I use Same As Source / Variable Framerate instead of constant. I’ve never had issues (Shield TV, Amazon Fire TV, Amazon tablet), but understand you may need to avoid for some clients.
See https://handbrake.fr/docs/en/1.0.0/technical/frame-rates.html and https://handbrake.fr/docs/en/1.0.0/technical/video-cq-vs-abr.html

I set RF=18 for DVDs and 20 for blu-rays. Just what I started with & works for me. Adjusting +/- a few either way shouldn’t make much difference. Definitely avoid going to something like 15 or smaller (higher quality). You won’t see the difference and the file size will increase logarithmically.

For interlaced source material, I go with decomb/default/default. I’ve experimented with other settings and can’t see any difference.

For audio I generally go with:
1st/default: AAC/320kbps/Dolby Pro Logic II
2nd: AC3 passthru

Reasoning:
In addition to Plex, a family member has a iPad/AppleTVv3/iTunes setup. The AppleTV supports AAC up to 320 kbps, which is noticeably better quality than 160kbps (not w/ ear buds, but if fed to home theater system).

AC3 audio on most DVDs is 5.1 channels at 448kbps. I just pass it through. The receiver picks up the stream w/o issue.

Of course, above is only a guide. Adjust as needed and to what best fits your needs.

Some DVDs, especially for older movies, may just have stereo audio, generally AC3 2.0 @ 192kbps.
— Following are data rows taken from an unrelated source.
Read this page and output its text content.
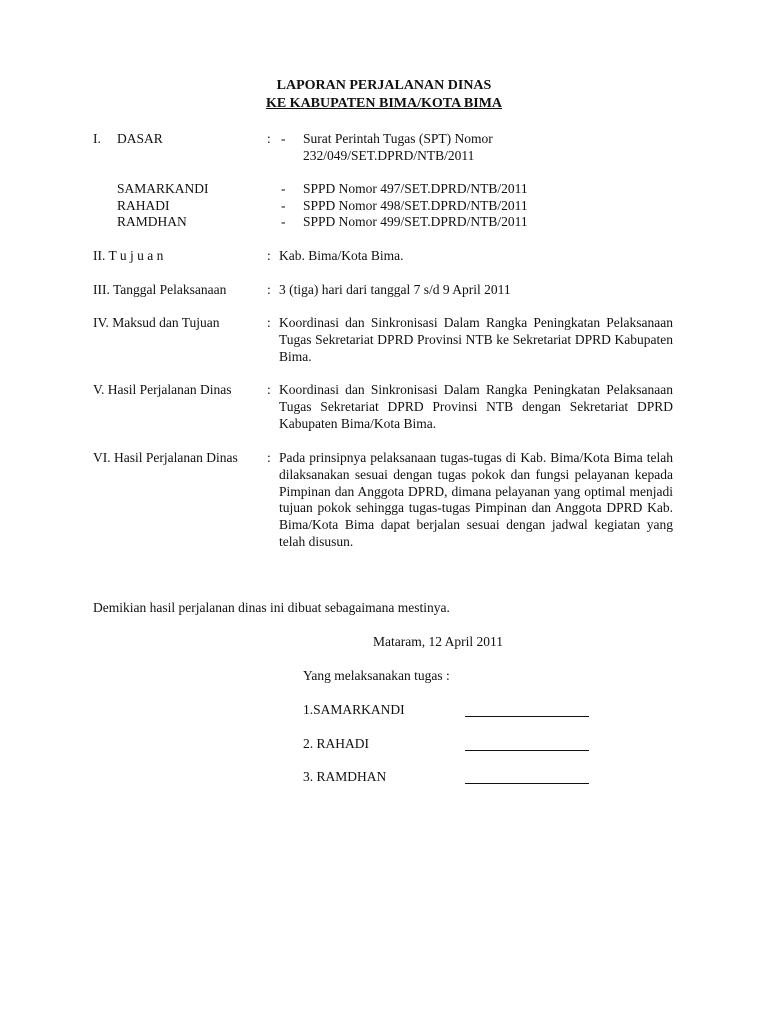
LAPORAN PERJALANAN DINAS
KE KABUPATEN BIMA/KOTA BIMA
I. DASAR	: - Surat Perintah Tugas (SPT) Nomor
232/049/SET.DPRD/NTB/2011
SAMARKANDI	- SPPD Nomor 497/SET.DPRD/NTB/2011
RAHADI	- SPPD Nomor 498/SET.DPRD/NTB/2011
RAMDHAN	- SPPD Nomor 499/SET.DPRD/NTB/2011
II. T u j u a n	: Kab. Bima/Kota Bima.
III. Tanggal Pelaksanaan	: 3 (tiga) hari dari tanggal 7 s/d 9 April 2011
IV. Maksud dan Tujuan	: Koordinasi dan Sinkronisasi Dalam Rangka Peningkatan Pelaksanaan Tugas Sekretariat DPRD Provinsi NTB ke Sekretariat DPRD Kabupaten Bima.

V. Hasil Perjalanan Dinas	: Koordinasi dan Sinkronisasi Dalam Rangka Peningkatan Pelaksanaan Tugas Sekretariat DPRD Provinsi NTB dengan Sekretariat DPRD Kabupaten Bima/Kota Bima.

VI. Hasil Perjalanan Dinas : Pada prinsipnya pelaksanaan tugas-tugas di Kab. Bima/Kota Bima telah dilaksanakan sesuai dengan tugas pokok dan fungsi pelayanan kepada Pimpinan dan Anggota DPRD, dimana pelayanan yang optimal menjadi tujuan pokok sehingga tugas-tugas Pimpinan dan Anggota DPRD Kab. Bima/Kota Bima dapat berjalan sesuai dengan jadwal kegiatan yang telah disusun.

Demikian hasil perjalanan dinas ini dibuat sebagaimana mestinya.
Mataram, 12 April 2011
Yang melaksanakan tugas :
1.SAMARKANDI
2. RAHADI
3. RAMDHAN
Oversampling to 320kbps doesn’t buy you anything.

Also, some DVDs may have 5.1 dts audio at 768kbps or higher rates. Since that isn’t supported in iTunes, I go with AC3/640kbps/5.1 channels. It is subjective, and not a blind test, but to my ears dts 5.1@1500kbps converted to AC3 5.1@640kbps sounds better than AC3 5.1 passthrough at 448kbps (better dynamic range & clarity).

One more comment. If you’re really focusing on file size, and don’t care about encoding time, look at using the VerySlow preset. It seems to produce the smallest video sizes.
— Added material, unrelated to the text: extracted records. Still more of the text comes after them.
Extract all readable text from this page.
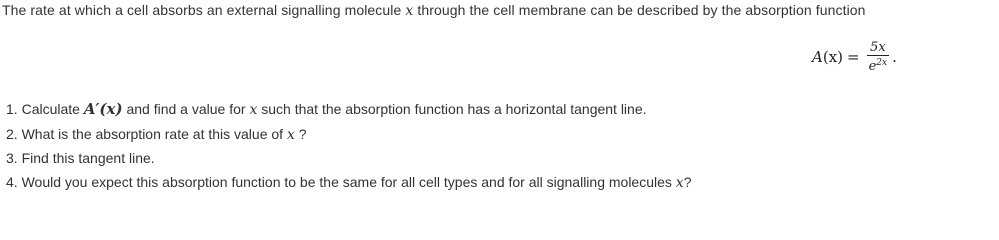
The rate at which a cell absorbs an external signalling molecule x through the cell membrane can be described by the absorption function
A $(x) = \frac{5x}{e^{2x}}$ .
1. Calculate A′(x) and find a value for x such that the absorption function has a horizontal tangent line.
2. What is the absorption rate at this value of x ?
3. Find this tangent line.
4. Would you expect this absorption function to be the same for all cell types and for all signalling molecules x?
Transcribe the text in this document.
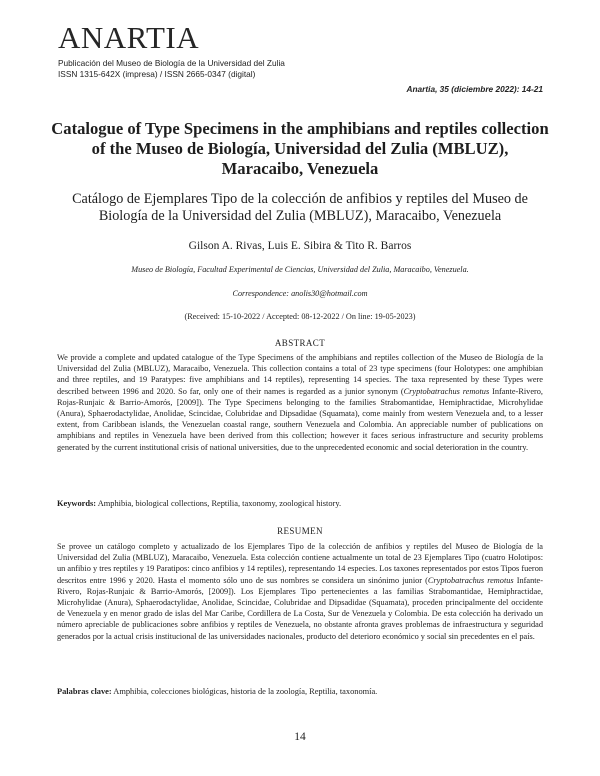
ANARTIA
Publicación del Museo de Biología de la Universidad del Zulia
ISSN 1315-642X (impresa) / ISSN 2665-0347 (digital)
Anartia, 35 (diciembre 2022): 14-21
Catalogue of Type Specimens in the amphibians and reptiles collection of the Museo de Biología, Universidad del Zulia (MBLUZ), Maracaibo, Venezuela
Catálogo de Ejemplares Tipo de la colección de anfibios y reptiles del Museo de Biología de la Universidad del Zulia (MBLUZ), Maracaibo, Venezuela
Gilson A. Rivas, Luis E. Sibira & Tito R. Barros
Museo de Biología, Facultad Experimental de Ciencias, Universidad del Zulia, Maracaibo, Venezuela.
Correspondence: anolis30@hotmail.com
(Received: 15-10-2022 / Accepted: 08-12-2022 / On line: 19-05-2023)
ABSTRACT
We provide a complete and updated catalogue of the Type Specimens of the amphibians and reptiles collection of the Museo de Biología de la Universidad del Zulia (MBLUZ), Maracaibo, Venezuela. This collection contains a total of 23 type specimens (four Holotypes: one amphibian and three reptiles, and 19 Paratypes: five amphibians and 14 reptiles), representing 14 species. The taxa represented by these Types were described between 1996 and 2020. So far, only one of their names is regarded as a junior synonym (Cryptobatrachus remotus Infante-Rivero, Rojas-Runjaic & Barrio-Amorós, [2009]). The Type Specimens belonging to the families Strabomantidae, Hemiphractidae, Microhylidae (Anura), Sphaerodactylidae, Anolidae, Scincidae, Colubridae and Dipsadidae (Squamata), come mainly from western Venezuela and, to a lesser extent, from Caribbean islands, the Venezuelan coastal range, southern Venezuela and Colombia. An appreciable number of publications on amphibians and reptiles in Venezuela have been derived from this collection; however it faces serious infrastructure and security problems generated by the current institutional crisis of national universities, due to the unprecedented economic and social deterioration in the country.
Keywords: Amphibia, biological collections, Reptilia, taxonomy, zoological history.
RESUMEN
Se provee un catálogo completo y actualizado de los Ejemplares Tipo de la colección de anfibios y reptiles del Museo de Biología de la Universidad del Zulia (MBLUZ), Maracaibo, Venezuela. Esta colección contiene actualmente un total de 23 Ejemplares Tipo (cuatro Holotipos: un anfibio y tres reptiles y 19 Paratipos: cinco anfibios y 14 reptiles), representando 14 especies. Los taxones representados por estos Tipos fueron descritos entre 1996 y 2020. Hasta el momento sólo uno de sus nombres se considera un sinónimo junior (Cryptobatrachus remotus Infante-Rivero, Rojas-Runjaic & Barrio-Amorós, [2009]). Los Ejemplares Tipo pertenecientes a las familias Strabomantidae, Hemiphractidae, Microhylidae (Anura), Sphaerodactylidae, Anolidae, Scincidae, Colubridae and Dipsadidae (Squamata), proceden principalmente del occidente de Venezuela y en menor grado de islas del Mar Caribe, Cordillera de La Costa, Sur de Venezuela y Colombia. De esta colección ha derivado un número apreciable de publicaciones sobre anfibios y reptiles de Venezuela, no obstante afronta graves problemas de infraestructura y seguridad generados por la actual crisis institucional de las universidades nacionales, producto del deterioro económico y social sin precedentes en el país.
Palabras clave: Amphibia, colecciones biológicas, historia de la zoología, Reptilia, taxonomía.
14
You can tweak some settings on the Advanced tab as well.

  • Pyramidal B-Frames = strict
  • Trellis = always
  • You can try increasing reference frames, but the Handbrake pop-up says it may cause problems w/ some clients (I’ve never had problems).

Experiment with encoding a few minutes of video (no audio) with different settings and look at resulting file size. You’ll find the right tradeoff between fize size and encoding speed.

Quick follow-up.

Be careful increasing reference frames on HD material (blu-ray rips, etc). If you go above 4 or 5, it may cause problems with old or lower end clients.

I recently ran into an issue where some movies played on a Fire TV Stick gen 1 were transcoding. I had increased the reference frames when encoding some movies. As such, Plex (correctly) saw them as High@5.0 or High@5.1. The Fire TV Stick Gen 1 can handle High@4.0 max. Hence, the transcode.

I re-ran the source blu-ray rips through Handbrake, leaving the reference frames at their default value. The movies now play on the Fire TV Stick w/o forcing a transcode.

So, lesson learned. Don’t muck w/ the reference frame settings… :slight_smile:

I found a H264 Maximum References Frames calculator online. You can pop in the video dimensions and find the max reference frames for a given H264 level. For 1080p blu-ray rips it will probably be either 4 (1920x1080) or 5 (1920x800). But there’s no real need to manually set the value. Just use Handbrake defaults and everything should be fine.

I appreciated everyone’s feedback, and your detailed info was perfect @FordGuy61 so thank you! I’m suddenly glad I’ve never adjusted Handbrake’s defaults for reference frames.